When the Duckworths inherit some money after Jack's brother dies, they buy The Rovers Return, with Vera becoming the landlady. However they later sell it to Alec Gilroy (Roy Barraclough). Vera and Jack move into Eunice Gee's (Meg Johnson) B&B, and when Eunice moves to Spain to help her sister run a bar, she leaves Vera and Jack as managers of the B&B. When Eunice sells the business, Vera decides to slow down a bit and get a job in Roy's Rolls café, working alongside Roy Cropper (David Neilson), Hayley Cropper (Julie Hesmondhalgh), Frankie Baldwin (Debra Stephenson) and Becky Granger (Katherine Kelly).

Jack and Vera take in lodger Tyrone Dobbs (Alan Halsall), who becomes somewhat of a surrogate son to them. Vera becomes restricted to her house due to an injury to her ankle and is cared for by Tyrone and Molly Compton (Vicky Binns). They buy her a baby monitor, so Jack, Molly, and Tyrone, can talk to Vera while they are in the pub. Later, Jack and Vera's grandson Paul Clayton (Tom Hudson), arrive on the street, but little did Vera know that Paul is scamming Jack and Vera out of money, stealing money from Jack and blaming it on Tyrone. Vera is disappointed in Tyrone, but Molly is adamant that Tyrone hasn't stolen the money. Vera refuses to believe this of Molly and could never believe that her own flesh and blood could steal from her. Vera decides that she and Jack are to move to their dream place of Blackpool, but Paul is forced to confess to Jack that he has stolen the money for the house. Jack is appalled but has to keep it secret from Vera, as he doesn't want to hurt her, and destroy her dreams. Vera still desperately wants to move to Blackpool, so Jack eventually tells Vera that he spent a lot of the money they saved to help Paul buy his half of the restaurant, but adds the excuse that he spent it before he knew they were going to Blackpool. Jack knows that if he told Vera the truth she would be heart broken, but she is still greatly upset, and goes to bed to get over the shock.

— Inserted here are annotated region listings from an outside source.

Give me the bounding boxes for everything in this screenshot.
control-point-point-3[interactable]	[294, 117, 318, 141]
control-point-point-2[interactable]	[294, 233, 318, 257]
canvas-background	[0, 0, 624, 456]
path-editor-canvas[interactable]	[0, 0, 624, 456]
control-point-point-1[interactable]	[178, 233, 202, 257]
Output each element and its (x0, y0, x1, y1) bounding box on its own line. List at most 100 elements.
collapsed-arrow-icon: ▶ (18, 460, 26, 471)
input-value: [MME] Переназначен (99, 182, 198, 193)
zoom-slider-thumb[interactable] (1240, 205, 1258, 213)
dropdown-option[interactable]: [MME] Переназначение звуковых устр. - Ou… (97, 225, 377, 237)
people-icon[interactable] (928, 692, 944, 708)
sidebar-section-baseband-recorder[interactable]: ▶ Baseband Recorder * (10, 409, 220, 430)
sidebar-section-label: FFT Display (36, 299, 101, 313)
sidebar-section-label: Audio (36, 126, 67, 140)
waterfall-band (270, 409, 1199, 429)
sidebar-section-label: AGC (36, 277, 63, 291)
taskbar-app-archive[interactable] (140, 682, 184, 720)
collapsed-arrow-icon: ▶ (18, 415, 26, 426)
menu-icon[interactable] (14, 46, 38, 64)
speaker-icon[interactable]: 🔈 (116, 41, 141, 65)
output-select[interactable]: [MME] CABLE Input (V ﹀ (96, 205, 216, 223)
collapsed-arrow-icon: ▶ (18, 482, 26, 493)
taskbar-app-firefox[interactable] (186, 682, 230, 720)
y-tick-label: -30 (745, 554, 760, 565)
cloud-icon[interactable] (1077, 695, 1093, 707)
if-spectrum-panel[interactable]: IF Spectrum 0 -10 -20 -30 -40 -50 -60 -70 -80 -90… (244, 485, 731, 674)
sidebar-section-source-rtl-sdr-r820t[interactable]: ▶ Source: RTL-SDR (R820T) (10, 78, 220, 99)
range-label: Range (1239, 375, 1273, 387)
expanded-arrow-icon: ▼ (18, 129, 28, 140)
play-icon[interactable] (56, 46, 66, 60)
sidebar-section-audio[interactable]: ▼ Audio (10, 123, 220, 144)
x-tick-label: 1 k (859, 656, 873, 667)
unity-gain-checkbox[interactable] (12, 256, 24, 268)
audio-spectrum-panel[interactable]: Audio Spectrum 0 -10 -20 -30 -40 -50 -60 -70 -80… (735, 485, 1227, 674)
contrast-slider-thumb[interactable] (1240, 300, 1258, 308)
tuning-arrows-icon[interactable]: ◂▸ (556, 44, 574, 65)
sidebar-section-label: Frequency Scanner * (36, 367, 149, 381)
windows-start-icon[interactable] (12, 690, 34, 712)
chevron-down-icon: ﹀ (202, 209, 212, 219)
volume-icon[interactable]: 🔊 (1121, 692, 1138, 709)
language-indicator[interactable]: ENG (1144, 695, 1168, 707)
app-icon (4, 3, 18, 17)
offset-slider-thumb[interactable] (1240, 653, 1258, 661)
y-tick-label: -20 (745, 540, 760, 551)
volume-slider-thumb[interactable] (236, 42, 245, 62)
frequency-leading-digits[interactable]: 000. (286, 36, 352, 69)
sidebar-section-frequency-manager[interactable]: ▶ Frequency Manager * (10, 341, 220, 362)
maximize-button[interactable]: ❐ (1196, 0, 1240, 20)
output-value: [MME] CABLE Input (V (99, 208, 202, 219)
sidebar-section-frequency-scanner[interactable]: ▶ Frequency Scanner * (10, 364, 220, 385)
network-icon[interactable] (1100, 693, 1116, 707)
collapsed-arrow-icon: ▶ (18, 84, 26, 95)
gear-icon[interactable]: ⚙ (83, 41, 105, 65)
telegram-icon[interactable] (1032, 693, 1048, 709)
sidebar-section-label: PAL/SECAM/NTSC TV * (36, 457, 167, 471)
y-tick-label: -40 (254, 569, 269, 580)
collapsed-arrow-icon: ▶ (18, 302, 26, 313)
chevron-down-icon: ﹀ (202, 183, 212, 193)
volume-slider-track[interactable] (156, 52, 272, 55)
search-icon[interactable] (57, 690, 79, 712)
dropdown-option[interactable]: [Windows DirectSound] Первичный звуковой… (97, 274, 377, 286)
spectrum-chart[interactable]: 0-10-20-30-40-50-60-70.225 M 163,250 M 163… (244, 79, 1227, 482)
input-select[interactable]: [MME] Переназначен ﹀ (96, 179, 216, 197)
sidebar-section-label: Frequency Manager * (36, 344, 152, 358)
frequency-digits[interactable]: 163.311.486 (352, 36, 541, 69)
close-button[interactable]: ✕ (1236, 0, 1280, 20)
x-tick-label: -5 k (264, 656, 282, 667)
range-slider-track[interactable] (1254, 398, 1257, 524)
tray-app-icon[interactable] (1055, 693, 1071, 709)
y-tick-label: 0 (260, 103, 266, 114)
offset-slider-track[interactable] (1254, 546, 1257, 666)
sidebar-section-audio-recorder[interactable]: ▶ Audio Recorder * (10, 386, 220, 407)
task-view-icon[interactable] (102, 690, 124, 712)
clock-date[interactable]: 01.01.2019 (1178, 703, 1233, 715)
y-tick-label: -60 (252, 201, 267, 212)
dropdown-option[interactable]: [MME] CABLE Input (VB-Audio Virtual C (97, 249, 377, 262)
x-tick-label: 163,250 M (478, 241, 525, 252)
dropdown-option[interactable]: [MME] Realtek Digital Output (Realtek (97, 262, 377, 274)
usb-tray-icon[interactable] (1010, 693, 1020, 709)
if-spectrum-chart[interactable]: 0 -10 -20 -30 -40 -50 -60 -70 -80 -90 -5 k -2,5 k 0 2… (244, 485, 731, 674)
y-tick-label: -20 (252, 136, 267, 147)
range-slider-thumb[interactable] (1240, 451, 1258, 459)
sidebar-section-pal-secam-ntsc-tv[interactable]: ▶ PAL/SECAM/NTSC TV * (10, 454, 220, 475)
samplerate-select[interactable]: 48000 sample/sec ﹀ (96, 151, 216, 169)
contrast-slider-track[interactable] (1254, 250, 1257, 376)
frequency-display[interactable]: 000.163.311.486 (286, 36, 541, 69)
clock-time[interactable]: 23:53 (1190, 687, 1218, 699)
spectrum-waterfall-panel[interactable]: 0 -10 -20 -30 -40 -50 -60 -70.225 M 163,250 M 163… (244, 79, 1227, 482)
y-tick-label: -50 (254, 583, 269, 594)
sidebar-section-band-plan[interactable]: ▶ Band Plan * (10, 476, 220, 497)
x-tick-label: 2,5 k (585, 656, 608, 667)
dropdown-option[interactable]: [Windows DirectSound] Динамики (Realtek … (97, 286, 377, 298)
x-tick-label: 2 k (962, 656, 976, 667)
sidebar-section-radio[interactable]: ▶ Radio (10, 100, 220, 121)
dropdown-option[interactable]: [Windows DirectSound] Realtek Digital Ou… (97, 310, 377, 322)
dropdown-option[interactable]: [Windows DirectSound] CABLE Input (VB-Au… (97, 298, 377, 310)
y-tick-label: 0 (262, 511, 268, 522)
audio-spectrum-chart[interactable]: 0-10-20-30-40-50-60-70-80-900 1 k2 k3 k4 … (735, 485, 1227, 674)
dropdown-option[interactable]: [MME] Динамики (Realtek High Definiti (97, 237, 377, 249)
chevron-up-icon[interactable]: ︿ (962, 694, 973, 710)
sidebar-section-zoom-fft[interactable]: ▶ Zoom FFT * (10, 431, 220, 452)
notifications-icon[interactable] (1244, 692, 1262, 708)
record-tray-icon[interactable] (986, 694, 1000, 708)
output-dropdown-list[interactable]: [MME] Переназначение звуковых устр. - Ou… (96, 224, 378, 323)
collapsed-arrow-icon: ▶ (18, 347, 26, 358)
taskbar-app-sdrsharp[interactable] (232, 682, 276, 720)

One night, Vera complains about her shoes and Jack sits her down and pulls them off. Vera tells Jack that she loves him, and she has never loved any one else, and pressures Jack to say the same. A little reluctantly, as always, he does, and grabs her slippers for her. He then says that he is going to go to The Rovers for a short whilem and although Vera tries to insist on him staying with her. He says he won't be long, and he has been with her all day and needs some time to relax. When he returns, Vera has died peacefully in her sleep. Jack remains calm and keeps Vera warm. When the paramedics arrive, they explain that Vera had died from heart failure in her sleep, but that she hadn't experienced any pain.

Over two years later, shortly before dying, Jack sees a vision of Vera and they both dance together.

==Reception==
The Guardian columnist Grace Dent spoke with sadness of the passing of Vera Duckworth: "Saddest news on Corrie this month was the passing of street legend Vera Duckworth, leaving her husband and soulmate Jack to wander the cobbles alone. The final era of Vera was actually quite painful to witness. Vera's storyline, spanning 33 years, had no real big bangs or final flourish. Instead, Vera sat quietly, trapped on her sofa, dreaming of a house move to glamorous Blackpool which we all knew would never come. She was still broke, still being conned by errant family members, still one of life's noisy malcontents, but not the formidable force she once was. Regardless, it still felt to me like she'd go on forever, until the undertakers carried her away over the cobbles in a box, while Jack watched from the doorstep in hang-dog faced bewilderment."

12.5 million viewers tuned in to see the departure of the long serving and popular character. Jim Shelley called Jack's death scene with the ghostly appearance of Vera, "one of the most moving scenes ever seen in soap". In a 2021 Radio Times poll, Jack and Vera were voted as the joint fifth "soap pub landlord", receiving 6% of the votes.